Below is a descriptions of the API of the R function knitrolsq in KnitroR. The function knitrolsq is based on Knitro’s internal implementation of bound-constrained nonlinear least-squares.

Input Argument Description
dimp Dimension of fitting parameter.
par0 Initial guess on fitting parameter.
dataFrameX Data frame containing samples x_i.
dataFrameY Data frame containing samples y_i.
residual Vector of nonlinear least-squares residuals (R function returning c(…)).
jacobian Jacobian of nonlinear least-squares residuals residual (R function returning c(…)).
parL Vector of lower bounds on fitting parameter (R vector).
parU Vector of upper bounds on fitting parameter (R vector).
xScaleCenters Vector of scaling centers on fitting parameter. (R vector).
xScaleFactors Vector of scaling factors on fitting parameter. (R vector).
objScaleFactor Scaling factor on nonlienar least-squares objective function.

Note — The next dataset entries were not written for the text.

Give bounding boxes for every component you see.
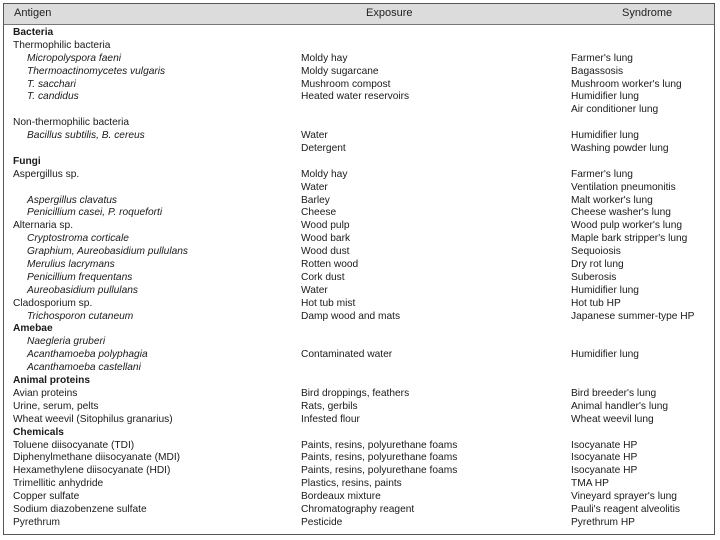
exposure-cell: Bordeaux mixture: [301, 491, 381, 503]
table-row: [4, 414, 714, 427]
table-row: [4, 169, 714, 182]
exposure-cell: Paints, resins, polyurethane foams: [301, 439, 458, 451]
antigen-cell: T. sacchari: [27, 78, 76, 90]
exposure-cell: Rotten wood: [301, 259, 359, 271]
exposure-cell: Wood bark: [301, 233, 351, 245]
table-row: [4, 156, 714, 169]
syndrome-cell: Hot tub HP: [571, 297, 621, 309]
exposure-cell: Water: [301, 181, 328, 193]
exposure-cell: Wood pulp: [301, 220, 350, 232]
antigen-cell: Naegleria gruberi: [27, 336, 106, 348]
category-label: Chemicals: [13, 426, 64, 438]
exposure-cell: Water: [301, 130, 328, 142]
exposure-cell: Moldy hay: [301, 168, 348, 180]
syndrome-cell: Cheese washer's lung: [571, 207, 671, 219]
antigen-cell: Avian proteins: [13, 387, 78, 399]
category-label: Animal proteins: [13, 375, 90, 387]
exposure-cell: Paints, resins, polyurethane foams: [301, 452, 458, 464]
antigen-cell: Merulius lacrymans: [27, 259, 115, 271]
antigen-cell: Bacillus subtilis, B. cereus: [27, 130, 145, 142]
table-row: [4, 311, 714, 324]
table-row: [4, 440, 714, 453]
table-row: [4, 349, 714, 362]
exposure-cell: Heated water reservoirs: [301, 91, 410, 103]
antigen-cell: Toluene diisocyanate (TDI): [13, 439, 135, 451]
exposure-cell: Detergent: [301, 143, 346, 155]
exposure-cell: Moldy sugarcane: [301, 65, 379, 77]
exposure-cell: Plastics, resins, paints: [301, 478, 402, 490]
antigen-cell: Trichosporon cutaneum: [27, 310, 134, 322]
syndrome-cell: Suberosis: [571, 271, 617, 283]
table-row: [4, 53, 714, 66]
table-row: [4, 40, 714, 53]
exposure-cell: Mushroom compost: [301, 78, 391, 90]
syndrome-cell: Farmer's lung: [571, 52, 633, 64]
exposure-cell: Cheese: [301, 207, 337, 219]
exposure-cell: Chromatography reagent: [301, 503, 415, 515]
column-header-exposure: Exposure: [366, 7, 413, 19]
table-row: [4, 388, 714, 401]
table-row: [4, 79, 714, 92]
exposure-cell: Cork dust: [301, 271, 345, 283]
antigen-cell: Trimellitic anhydride: [13, 478, 104, 490]
antigen-cell: Hexamethylene diisocyanate (HDI): [13, 465, 171, 477]
syndrome-cell: Farmer's lung: [571, 168, 633, 180]
antigen-cell: Thermophilic bacteria: [13, 39, 111, 51]
antigen-cell: Penicillium casei, P. roqueforti: [27, 207, 163, 219]
table-row: [4, 478, 714, 491]
antigen-cell: Graphium, Aureobasidium pullulans: [27, 246, 189, 258]
antigen-cell: Acanthamoeba polyphagia: [27, 349, 148, 361]
table-row: [4, 427, 714, 440]
table-row: [4, 298, 714, 311]
category-label: Amebae: [13, 323, 53, 335]
exposure-cell: Barley: [301, 194, 330, 206]
table-row: [4, 336, 714, 349]
syndrome-cell: Washing powder lung: [571, 143, 669, 155]
table-row: [4, 143, 714, 156]
antigen-cell: Penicillium frequentans: [27, 271, 133, 283]
syndrome-cell: TMA HP: [571, 478, 609, 490]
table-row: [4, 362, 714, 375]
antigen-cell: Alternaria sp.: [13, 220, 74, 232]
syndrome-cell: Animal handler's lung: [571, 400, 669, 412]
table-row: [4, 259, 714, 272]
syndrome-cell: Dry rot lung: [571, 259, 624, 271]
syndrome-cell: Pyrethrum HP: [571, 516, 635, 528]
syndrome-cell: Vineyard sprayer's lung: [571, 491, 677, 503]
antigen-cell: Micropolyspora faeni: [27, 52, 121, 64]
antigen-cell: Sodium diazobenzene sulfate: [13, 503, 147, 515]
syndrome-cell: Sequoiosis: [571, 246, 621, 258]
syndrome-cell: Humidifier lung: [571, 349, 639, 361]
exposure-cell: Damp wood and mats: [301, 310, 401, 322]
table-row: [4, 182, 714, 195]
syndrome-cell: Wheat weevil lung: [571, 413, 654, 425]
antigen-cell: Cladosporium sp.: [13, 297, 93, 309]
antigen-cell: Pyrethrum: [13, 516, 60, 528]
exposure-cell: Rats, gerbils: [301, 400, 358, 412]
antigen-cell: Aspergillus sp.: [13, 168, 80, 180]
antigen-cell: Aspergillus clavatus: [27, 194, 118, 206]
syndrome-cell: Isocyanate HP: [571, 439, 638, 451]
table-row: [4, 207, 714, 220]
syndrome-cell: Pauli's reagent alveolitis: [571, 503, 680, 515]
antigen-cell: Urine, serum, pelts: [13, 400, 99, 412]
syndrome-cell: Isocyanate HP: [571, 465, 638, 477]
exposure-cell: Bird droppings, feathers: [301, 387, 410, 399]
table-row: [4, 285, 714, 298]
table-row: [4, 452, 714, 465]
antigen-cell: Copper sulfate: [13, 491, 80, 503]
antigen-cell: Aureobasidium pullulans: [27, 284, 138, 296]
syndrome-cell: Humidifier lung: [571, 130, 639, 142]
exposure-cell: Moldy hay: [301, 52, 348, 64]
category-label: Fungi: [13, 155, 41, 167]
table-row: [4, 323, 714, 336]
syndrome-cell: Malt worker's lung: [571, 194, 653, 206]
exposure-cell: Infested flour: [301, 413, 360, 425]
column-header-syndrome: Syndrome: [622, 7, 673, 19]
syndrome-cell: Isocyanate HP: [571, 452, 638, 464]
table-body: [4, 27, 714, 530]
antigen-cell: Acanthamoeba castellani: [27, 362, 141, 374]
exposure-cell: Paints, resins, polyurethane foams: [301, 465, 458, 477]
table-row: [4, 91, 714, 104]
table-row: [4, 104, 714, 117]
table-header: [4, 4, 714, 25]
syndrome-cell: Wood pulp worker's lung: [571, 220, 683, 232]
table-row: [4, 491, 714, 504]
syndrome-cell: Maple bark stripper's lung: [571, 233, 688, 245]
antigen-cell: Cryptostroma corticale: [27, 233, 129, 245]
syndrome-cell: Mushroom worker's lung: [571, 78, 682, 90]
syndrome-cell: Bird breeder's lung: [571, 387, 657, 399]
table-row: [4, 375, 714, 388]
antigen-cell: Wheat weevil (Sitophilus granarius): [13, 413, 173, 425]
exposure-cell: Pesticide: [301, 516, 343, 528]
syndrome-cell: Japanese summer-type HP: [571, 310, 695, 322]
table-row: [4, 66, 714, 79]
antigen-cell: Diphenylmethane diisocyanate (MDI): [13, 452, 181, 464]
table-row: [4, 117, 714, 130]
syndrome-cell: Bagassosis: [571, 65, 624, 77]
antigen-cell: Thermoactinomycetes vulgaris: [27, 65, 166, 77]
column-header-antigen: Antigen: [14, 7, 52, 19]
exposure-cell: Contaminated water: [301, 349, 393, 361]
exposure-cell: Water: [301, 284, 328, 296]
exposure-cell: Hot tub mist: [301, 297, 356, 309]
exposure-cell: Wood dust: [301, 246, 350, 258]
table-row: [4, 465, 714, 478]
table-row: [4, 233, 714, 246]
syndrome-cell: Air conditioner lung: [571, 104, 659, 116]
syndrome-cell: Humidifier lung: [571, 91, 639, 103]
table-row: [4, 401, 714, 414]
syndrome-cell: Ventilation pneumonitis: [571, 181, 676, 193]
antigen-cell: T. candidus: [27, 91, 79, 103]
table-row: [4, 246, 714, 259]
table-row: [4, 130, 714, 143]
category-label: Bacteria: [13, 27, 54, 38]
table-row: [4, 195, 714, 208]
table-row: [4, 504, 714, 517]
table-row: [4, 517, 714, 530]
table-row: [4, 27, 714, 40]
table-row: [4, 220, 714, 233]
syndrome-cell: Humidifier lung: [571, 284, 639, 296]
table-row: [4, 272, 714, 285]
antigen-cell: Non-thermophilic bacteria: [13, 117, 130, 129]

## Output Arguments of knitro and knitromip

Output Argument Description
statusMessage Knitro’s status message.
x Locally optimal primal solution.
lambda Locally optimal dual solution.
objective Objective value at the optimal solution x.
constraints Constraints value at the optimal solution x.
objEval Number of objective evaluations.